Hodges, TN New Market Train Wreck, Sept 1904
One Hundred and Twenty-five Injured in Wreck.
COLLIDED AT FULL SPEED
Passenger Trains Crashed Together Near Hodges, Tenn.
Orders Were Not Followed-One of the Engineers Supposed to Have Been Asleep or Dead When Collision Came-Heartrending Scenes at the Wreck-Timber Driven Entirely Through One Woman's Body-Did Not Leave Track.
Knoxville, Tenn., Sept. 24-Running on a roadbed in a high condition of maintenance, and having about them every safeguard known to modern railroading, two trains on the Southern Railway, carrying heavy lists of passengers, came together in a frightful head-on collision, near Hodges Tenn., to-day, killing 54 people and injuring 120, several of whom will probably die. This appalling loss of life and maiming of the living resulted apparently from the disregarding of orders given to the two trains to meet at a station which has for a long time been their regular meeting point. The plea of failure to see either the station or signals cannot be set up by the engineer of the west-bound train, were he alive to enter a plea of defense, as the accident happened in broad daylight, and according to the best information obtainable, he had the orders in a little frame in front of him as his engine rushed by Newmarket.
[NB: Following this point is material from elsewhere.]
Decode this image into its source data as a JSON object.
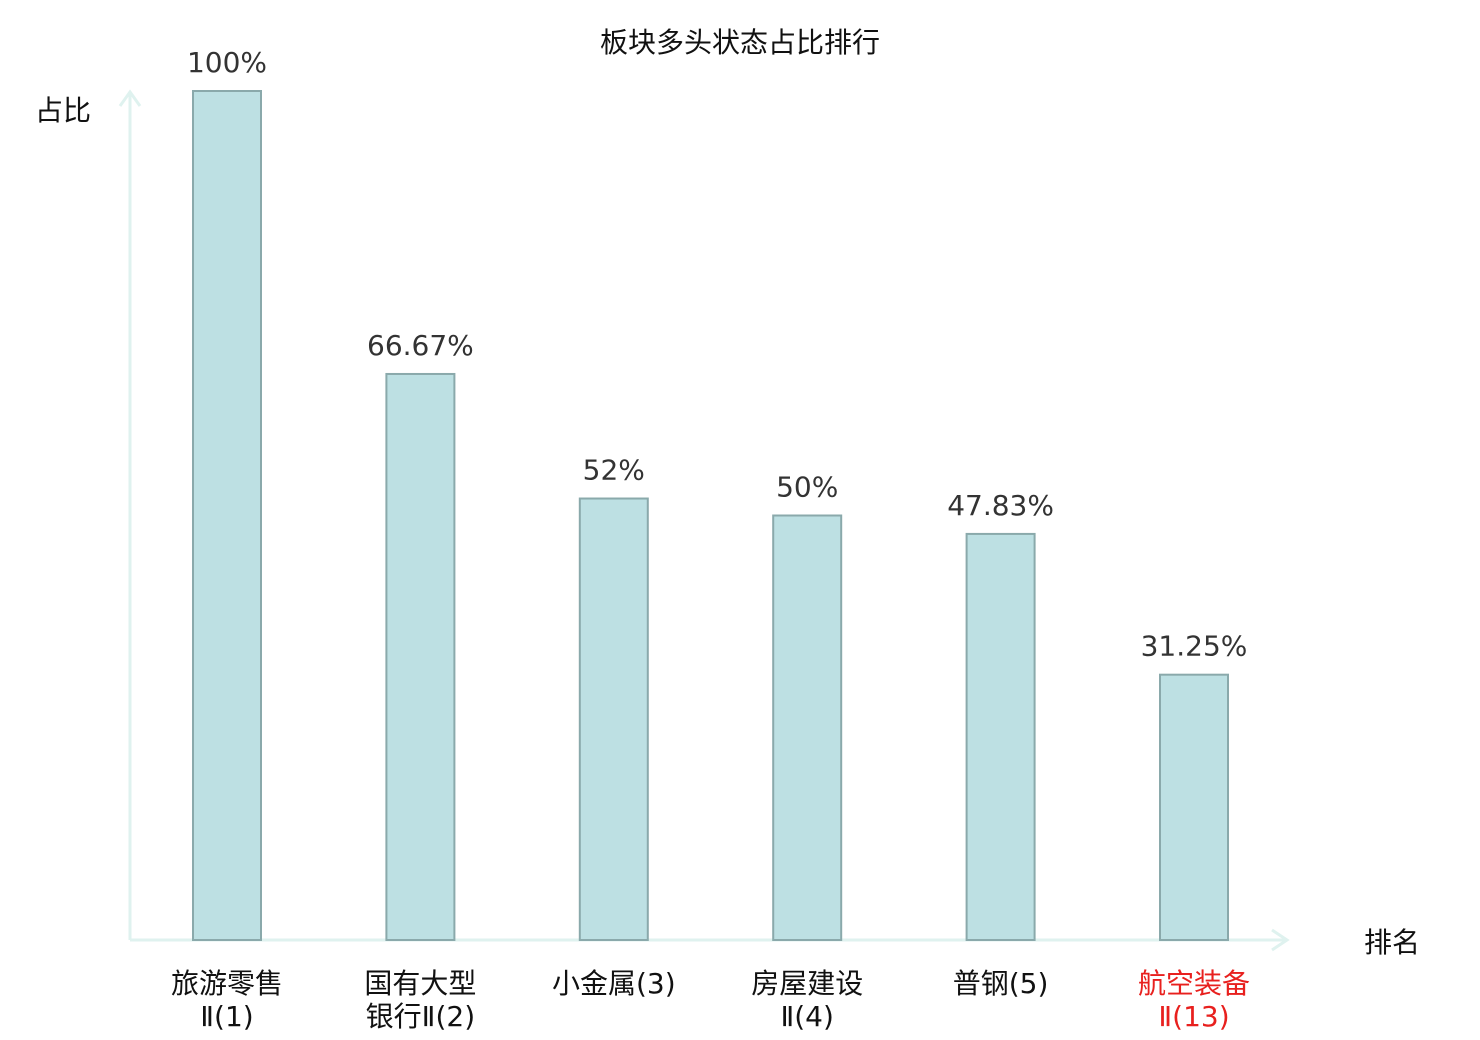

Soon after it came full upon an east-bound passenger train making for New market, in compliance with instructions to meet the west-bound train which carried the sleepers from the East for Knoxville, Chattanooga, and other Southern cities.
The possibility exists that the ill-fated engineer may have been asleep, or that death had suddenly overtaken him before Newmarket was reached. But nothing is known, save that the orders were not obeyed. The trains were on time and not making over thirty-five miles an hour, yet the impact as they rounded a curve and came suddenly upon each other was frightful. Both engines and the greater portion of both trains were demolished, and why the orders were disregarded or misinterpreted probably will never be known, as the engineers of the two trains were crushed to death, their bodies remaining for hours under the wreckage of the locomotives.